Advocates for Social Security expansion hope to address the widening gap between healthcare and general inflation by adopting a COLA formula called the CPI-E (for elderly). This is an experimental index maintained by the U.S. Bureau of Labor Statistics that more accurately reflects the inflationary forces impacting seniors, such as healthcare. It has risen slightly more quickly than the CPI-W over the past decade – so it would help, but only a bit.
THE 2020 MATH
The 2020 Part B premium hikes will impact all but the lowest-benefit Social Security enrollees – those receiving $570 per month or less this year, according to the Senior Citizens League (SCL). This group will be protected by the so-called hold harmless provision of federal law, which protects Social Security enrollees from any decline in benefits. The rule prohibits the dollar increase in the Part B premium from exceeding the dollar increase in your Social Security benefit.
All other Social Security beneficiaries will bear the full weight of the Part B premium hike, and the higher deductible applies to everyone. Other Medicare enrollees who will pay full freight on the changes include anyone enrolled in Medicare who has not yet claimed Social Security, federal or state government workers who do not participate in Social Security but do use Medicare, and anyone enrolling in Medicare for the first time next year.
Affluent seniors who pay high-income Medicare premium surcharges also will see their premiums rise.
Since 2007, high-income enrollees have been paying surcharges on their premiums for Part B (outpatient services) and Part D (prescription drugs). Relatively few people on Medicare pay the so-called Income-Related Monthly Adjustment Amount (IRMAA). Roughly 7% of enrollees pay IRMAAs, according to Medicare.

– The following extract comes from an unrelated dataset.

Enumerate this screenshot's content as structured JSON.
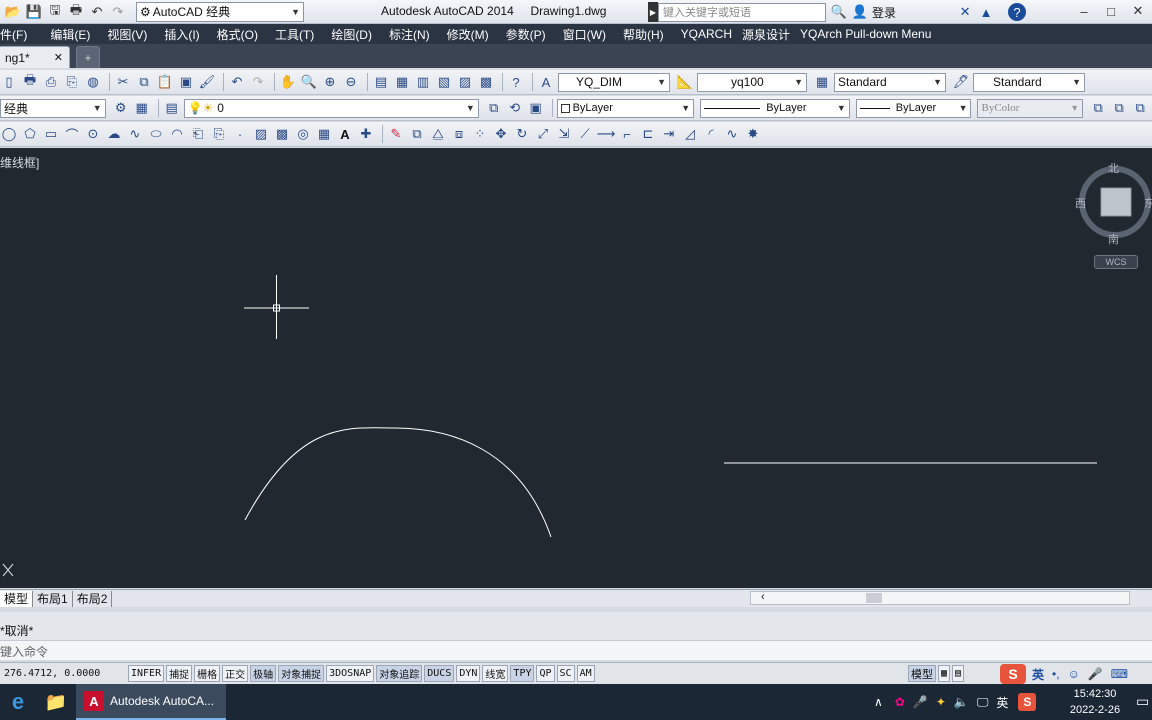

IRMAA brackets are defined by a modified adjusted gross income (MAGI) formula that includes the total adjusted gross income on your tax return plus tax-exempt interest income. The determination is made using the most recent tax return made available by the IRS to the Social Security Administration. For example, the IRMAA you pay in 2019 would be based on AGI reported on your 2017 tax return. (You can appeal for a reduction if your income declined due to any one of a number of defined “life-changing” circumstances – and one of those is stopping work. File your appeal using Form SSA-44 from the Social Security Administration)
This year, IRMAA kicks in for single filers with MAGI above $85,000, and double that figure ($170,000) for joint filers. In that first bracket, for example, the Part B premium next year will be $202.40 next year. From there, the surcharges move up through a series of brackets; in the highest bracket, the Part B premium next year will be $491.60 – but only if you have $500,000 or more of MAGI. (If you are in that rarified air, you probably will not have much trouble shouldering your IRMAAs.)

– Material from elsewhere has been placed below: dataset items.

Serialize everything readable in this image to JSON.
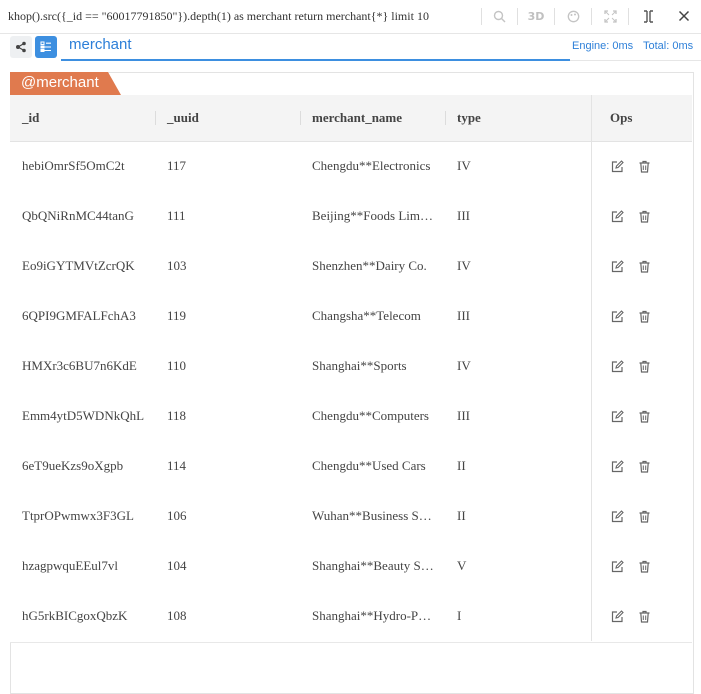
{
  "query": "khop().src({_id == \"60017791850\"}).depth(1) as merchant return merchant{*} limit 10",
  "toolbar": {
    "search_icon": "search-icon",
    "view3d_label": "3D",
    "palette_icon": "palette-icon",
    "fullscreen_icon": "expand-icon",
    "split_icon": "split-icon",
    "close_icon": "close-icon"
  },
  "tab": {
    "label": "merchant"
  },
  "stats": {
    "engine": "Engine: 0ms",
    "total": "Total: 0ms"
  },
  "result": {
    "alias": "@merchant",
    "columns": [
      "_id",
      "_uuid",
      "merchant_name",
      "type",
      "Ops"
    ],
    "rows": [
      {
        "id": "hebiOmrSf5OmC2t",
        "uuid": "117",
        "name": "Chengdu**Electronics",
        "type": "IV"
      },
      {
        "id": "QbQNiRnMC44tanG",
        "uuid": "111",
        "name": "Beijing**Foods Limited",
        "type": "III"
      },
      {
        "id": "Eo9iGYTMVtZcrQK",
        "uuid": "103",
        "name": "Shenzhen**Dairy Co.",
        "type": "IV"
      },
      {
        "id": "6QPI9GMFALFchA3",
        "uuid": "119",
        "name": "Changsha**Telecom",
        "type": "III"
      },
      {
        "id": "HMXr3c6BU7n6KdE",
        "uuid": "110",
        "name": "Shanghai**Sports",
        "type": "IV"
      },
      {
        "id": "Emm4ytD5WDNkQhL",
        "uuid": "118",
        "name": "Chengdu**Computers",
        "type": "III"
      },
      {
        "id": "6eT9ueKzs9oXgpb",
        "uuid": "114",
        "name": "Chengdu**Used Cars",
        "type": "II"
      },
      {
        "id": "TtprOPwmwx3F3GL",
        "uuid": "106",
        "name": "Wuhan**Business Services",
        "type": "II"
      },
      {
        "id": "hzagpwquEEul7vl",
        "uuid": "104",
        "name": "Shanghai**Beauty Salon",
        "type": "V"
      },
      {
        "id": "hG5rkBICgoxQbzK",
        "uuid": "108",
        "name": "Shanghai**Hydro-Power",
        "type": "I"
      }
    ]
  },
  "colors": {
    "accent": "#3d8fe0",
    "badge": "#e07a4e"
  }
}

Next year, IRMAA brackets will be indexed for inflation for the first time – and those figures also were announced by Medicare last week. They begin for single filers with MAGI of $87,000 or above – joint filers simply double that number.
The costs of Medicare Part A also will be higher next year. Medicare enrollees do not pay premiums for Part A (hospitalization), but the deductible there will rise 3.2%, to $1,408 for the first 60 days of care. (Click here https://go.cms.gov/33KliaN for details on all the new Medicare premiums and deductibles.)
THE BROADER INFLATION QUESTION
An annual study by the Senior Citizens League has consistently found that the CPI-W fails to do an adequate job of keeping seniors even with inflation. The league’s report on the buying power of seniors looks at a market basket of goods, including prescription drugs, housing, health insurance, food and various taxes. The most recent report found that benefits have lost 33% of their buying power since 2000.
“Older Americans are not living on a fixed income,” said Mary Johnson, the Social Security and Medicare policy analyst for SCL. “They are attempting to live on a shrinking one – their standard of living is declining as their Social Security benefits purchase less.”